Tiba-tiba saja ia dapat melihat kedua tangannya bergerak ke samping, mengayun ke depan, dan meraih leher Said. Ia dapat melihat--tapi tidak mengendalikan--ketika tangannya memeluk Said dengan sangat erat dan lembut. Kini ia dapat merasakan detak jantung Said dengan lebih jelas.

Di dalam hatinya, ia masih berusaha menjelaskan, bahwa mungkin saja semua ini hanya gerak refleks. Semacam reaksi tak terkendali dari otot-otot di tangannya yang sudah terlalu lama dibelenggu. Tentu saja semua itu tidak masuk akal, apalagi ketika ia tiba-tiba saja melonggarkan pelukan itu, kemudian menatap wajah Said dan mencium bibirnya dalam-dalam.

Sensasi yang ia rasakan begitu aneh. Tubuhnya bergerak tanpa perintah dari pikirannya, tetapi seluruh inderanya masih berfungsi dengan sangat baik. Ia masih dapat merasakan bibir lembut Said, dan sedikit aroma mint dari permen yang mungkin sempat dikunyah Said tadi. Ia melumat bibir pria itu dan dapat merasakan irama jantungnya sendiri meningkat semakin cepat. Alma tak menyangka bahwa tekstur bibir Said terasa begitu lembut, begitu pula dengan lidahnya yang lihai menari-nari di dalam mulutnya. Dalam hati, tanpa sengaja ia membandingkan ciuman Said dengan mantan pacarnya, dan ia harus mengakui bahwa om-om ini memang lebih mahir.

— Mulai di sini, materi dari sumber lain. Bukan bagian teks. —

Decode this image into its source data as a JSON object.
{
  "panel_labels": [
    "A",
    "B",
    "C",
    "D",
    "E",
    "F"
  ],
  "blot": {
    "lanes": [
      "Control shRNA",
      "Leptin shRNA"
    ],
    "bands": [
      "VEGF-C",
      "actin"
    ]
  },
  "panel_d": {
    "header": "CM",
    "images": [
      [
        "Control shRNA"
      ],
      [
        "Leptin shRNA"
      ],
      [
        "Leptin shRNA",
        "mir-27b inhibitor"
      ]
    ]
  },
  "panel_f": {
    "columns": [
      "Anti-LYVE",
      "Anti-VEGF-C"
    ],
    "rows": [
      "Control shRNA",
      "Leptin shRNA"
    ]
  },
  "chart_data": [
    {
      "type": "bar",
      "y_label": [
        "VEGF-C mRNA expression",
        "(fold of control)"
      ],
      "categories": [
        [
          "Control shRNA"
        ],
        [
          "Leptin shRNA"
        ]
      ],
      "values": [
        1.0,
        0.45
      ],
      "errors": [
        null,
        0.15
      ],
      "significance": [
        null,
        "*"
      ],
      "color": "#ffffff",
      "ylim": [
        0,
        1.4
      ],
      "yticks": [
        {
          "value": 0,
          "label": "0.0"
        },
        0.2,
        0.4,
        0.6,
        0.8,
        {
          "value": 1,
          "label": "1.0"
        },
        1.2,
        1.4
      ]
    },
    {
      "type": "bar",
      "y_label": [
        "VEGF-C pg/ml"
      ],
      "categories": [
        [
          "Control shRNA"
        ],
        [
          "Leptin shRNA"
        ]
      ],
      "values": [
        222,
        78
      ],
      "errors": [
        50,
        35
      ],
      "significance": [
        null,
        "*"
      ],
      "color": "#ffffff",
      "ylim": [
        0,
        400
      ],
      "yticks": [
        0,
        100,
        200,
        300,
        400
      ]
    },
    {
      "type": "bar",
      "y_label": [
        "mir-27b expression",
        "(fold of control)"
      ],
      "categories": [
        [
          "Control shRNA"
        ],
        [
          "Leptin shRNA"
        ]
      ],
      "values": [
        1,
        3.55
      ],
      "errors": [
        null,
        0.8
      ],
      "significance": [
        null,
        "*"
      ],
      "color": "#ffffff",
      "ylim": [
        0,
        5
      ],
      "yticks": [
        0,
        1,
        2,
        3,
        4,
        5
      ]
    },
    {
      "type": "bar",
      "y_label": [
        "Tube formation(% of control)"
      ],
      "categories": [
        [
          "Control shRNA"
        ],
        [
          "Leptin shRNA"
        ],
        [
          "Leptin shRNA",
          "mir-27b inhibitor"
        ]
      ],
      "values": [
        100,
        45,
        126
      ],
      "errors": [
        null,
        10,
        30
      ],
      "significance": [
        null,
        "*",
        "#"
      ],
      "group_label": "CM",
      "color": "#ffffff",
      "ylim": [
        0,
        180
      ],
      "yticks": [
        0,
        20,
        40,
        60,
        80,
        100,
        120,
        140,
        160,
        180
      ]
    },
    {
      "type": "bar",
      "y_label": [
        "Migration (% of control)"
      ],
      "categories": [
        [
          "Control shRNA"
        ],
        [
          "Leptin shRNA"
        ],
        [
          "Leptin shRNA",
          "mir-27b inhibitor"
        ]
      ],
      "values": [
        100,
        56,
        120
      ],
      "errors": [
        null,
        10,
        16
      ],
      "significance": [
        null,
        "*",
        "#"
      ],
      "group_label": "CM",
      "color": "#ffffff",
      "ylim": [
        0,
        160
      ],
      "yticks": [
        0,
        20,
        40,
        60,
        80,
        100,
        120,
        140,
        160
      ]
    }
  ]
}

Di tengah ciuman yang aneh itu, ia masih bisa mendengar suara jangkrik dan gemerisik daun-daun hutan yang tersibak angin. Rupanya pengelihatan maupun pendengarannya pun berfungsi dengan normal.

Setahunya, orang yang kesurupan tidak akan menyadari apa yang dilakukan oleh tubuhnya. Ia ingat, saat masih kecil ia pernah melihat pamannya kesurupan. Sang paman berbicara dengan suara berat sembari mengaku sebagai kakek buyutnya yang sudah meninggal. Setelah disembur kyai dan menjerit-jerit histeris, sang paman kemudian pingsan. Setelah sadar, ia tidak mengingat apa-apa dan mengira bahwa dirinya baru saja terbangun dari tidur.

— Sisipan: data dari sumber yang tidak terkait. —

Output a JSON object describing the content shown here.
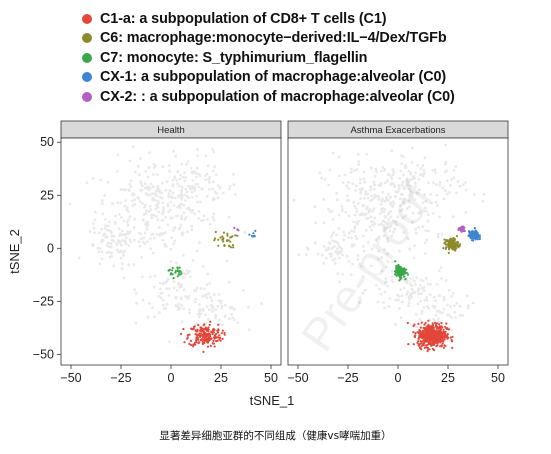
{
  "legend": [
    {
      "label": "C1-a: a subpopulation of CD8+ T cells (C1)",
      "color": "#e2473a"
    },
    {
      "label": "C6: macrophage:monocyte−derived:IL−4/Dex/TGFb",
      "color": "#8d8a2c"
    },
    {
      "label": "C7: monocyte: S_typhimurium_flagellin",
      "color": "#3aa84a"
    },
    {
      "label": "CX-1: a subpopulation of macrophage:alveolar (C0)",
      "color": "#3d86d1"
    },
    {
      "label": "CX-2: : a subpopulation of macrophage:alveolar (C0)",
      "color": "#b55fc0"
    }
  ],
  "caption": "显著差异细胞亚群的不同组成（健康vs哮喘加重）",
  "watermark": "Pre-proof",
  "background_color": "#e9e9e9",
  "chart_data": {
    "type": "scatter",
    "xlabel": "tSNE_1",
    "ylabel": "tSNE_2",
    "xlim": [
      -55,
      55
    ],
    "ylim": [
      -55,
      52
    ],
    "x_ticks": [
      -50,
      -25,
      0,
      25,
      50
    ],
    "y_ticks": [
      50,
      25,
      0,
      -25,
      -50
    ],
    "x_tick_labels": [
      "−50",
      "−25",
      "0",
      "25",
      "50"
    ],
    "y_tick_labels": [
      "50",
      "25",
      "0",
      "−25",
      "−50"
    ],
    "panels": [
      {
        "title": "Health",
        "clusters": [
          {
            "name": "C1-a: a subpopulation of CD8+ T cells (C1)",
            "color": "#e2473a",
            "center": [
              17,
              -41
            ],
            "spread": [
              7.5,
              5
            ],
            "count": 190
          },
          {
            "name": "C6: macrophage:monocyte−derived:IL−4/Dex/TGFb",
            "color": "#8d8a2c",
            "center": [
              27,
              4
            ],
            "spread": [
              5,
              3.5
            ],
            "count": 30
          },
          {
            "name": "C7: monocyte: S_typhimurium_flagellin",
            "color": "#3aa84a",
            "center": [
              2,
              -11
            ],
            "spread": [
              3,
              2.5
            ],
            "count": 22
          },
          {
            "name": "CX-1: a subpopulation of macrophage:alveolar (C0)",
            "color": "#3d86d1",
            "center": [
              41,
              6
            ],
            "spread": [
              1.5,
              2
            ],
            "count": 9
          },
          {
            "name": "CX-2: : a subpopulation of macrophage:alveolar (C0)",
            "color": "#b55fc0",
            "center": [
              33,
              9
            ],
            "spread": [
              1.2,
              0.8
            ],
            "count": 4
          }
        ]
      },
      {
        "title": "Asthma Exacerbations",
        "clusters": [
          {
            "name": "C1-a: a subpopulation of CD8+ T cells (C1)",
            "color": "#e2473a",
            "center": [
              17,
              -41
            ],
            "spread": [
              6.5,
              5
            ],
            "count": 520
          },
          {
            "name": "C6: macrophage:monocyte−derived:IL−4/Dex/TGFb",
            "color": "#8d8a2c",
            "center": [
              27,
              2
            ],
            "spread": [
              2.8,
              2.5
            ],
            "count": 140
          },
          {
            "name": "C7: monocyte: S_typhimurium_flagellin",
            "color": "#3aa84a",
            "center": [
              1,
              -11
            ],
            "spread": [
              2.2,
              2.5
            ],
            "count": 130
          },
          {
            "name": "CX-1: a subpopulation of macrophage:alveolar (C0)",
            "color": "#3d86d1",
            "center": [
              38,
              6
            ],
            "spread": [
              2.2,
              1.8
            ],
            "count": 170
          },
          {
            "name": "CX-2: : a subpopulation of macrophage:alveolar (C0)",
            "color": "#b55fc0",
            "center": [
              32,
              9
            ],
            "spread": [
              1.5,
              1
            ],
            "count": 30
          }
        ]
      }
    ]
  }
}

Namun apa yang dialami Alma saat ini sungguh berbeda. Ia masih sadar, tapi kesadarannya tidak lagi tunggal. Ia merasa seperti penumpang di dalam mobilnya sendiri, sementara ada sosok lain yang tidak ia kenal mengambil alih kemudi. Ia telah dibajak.

Tubuh Alma menanggapi dengan rambatan gairah yang menelusup ke balik kulit tubuhnya ketika kancing-kancing bajunya dibuka oleh Said. Ia pun melakukan hal yang sama terhadap kemeja Said, suami Melinda itu. Ia membuka kancing-kancing kemejanya hingga ia dapat melihat dada dan perutnya yang meskipun tidak six pack seperti Robi, tapi juga terlihat lebih bersih serta tidak buncit seperti om-om kebanyakan.

Mereka melanjutkan prosesi penelanjangan itu hingga rok dan celana yang mereka kenakan terlepas, lalu pada akhirnya sepatu kets Said yang dipinjamkan kepada Alma. Ketika nyaris semua pakaian telah ditanggalkan, secara otomatis tubuh Alma membaringkan dirinya di atas tanah.

Sambil melihat batang-batang pohon dan langit kelam di atas sana, Alma terus mencoba memahami apa yang sedang ia lakukan saat ini. Tampaknya Melinda memang udah menguasai seluruh tubuh fisiknya. Namun sejauh apa ia telah mendominasi isi pikirannya? Apakah jantungnya yang berdetak kencang sekarang ini adalah akibat kendali Melinda atas raganya? Ataukah pikirannya? Lalu bagaimana dengan sedikit kenikmatan yang ia rasakan ketika mereka berciuman tadi? Di manakah batas kuasa raga berakhir, dan kuasa jiwa dimulai? Ataukah keduanya sebenarnya tak ada bedanya?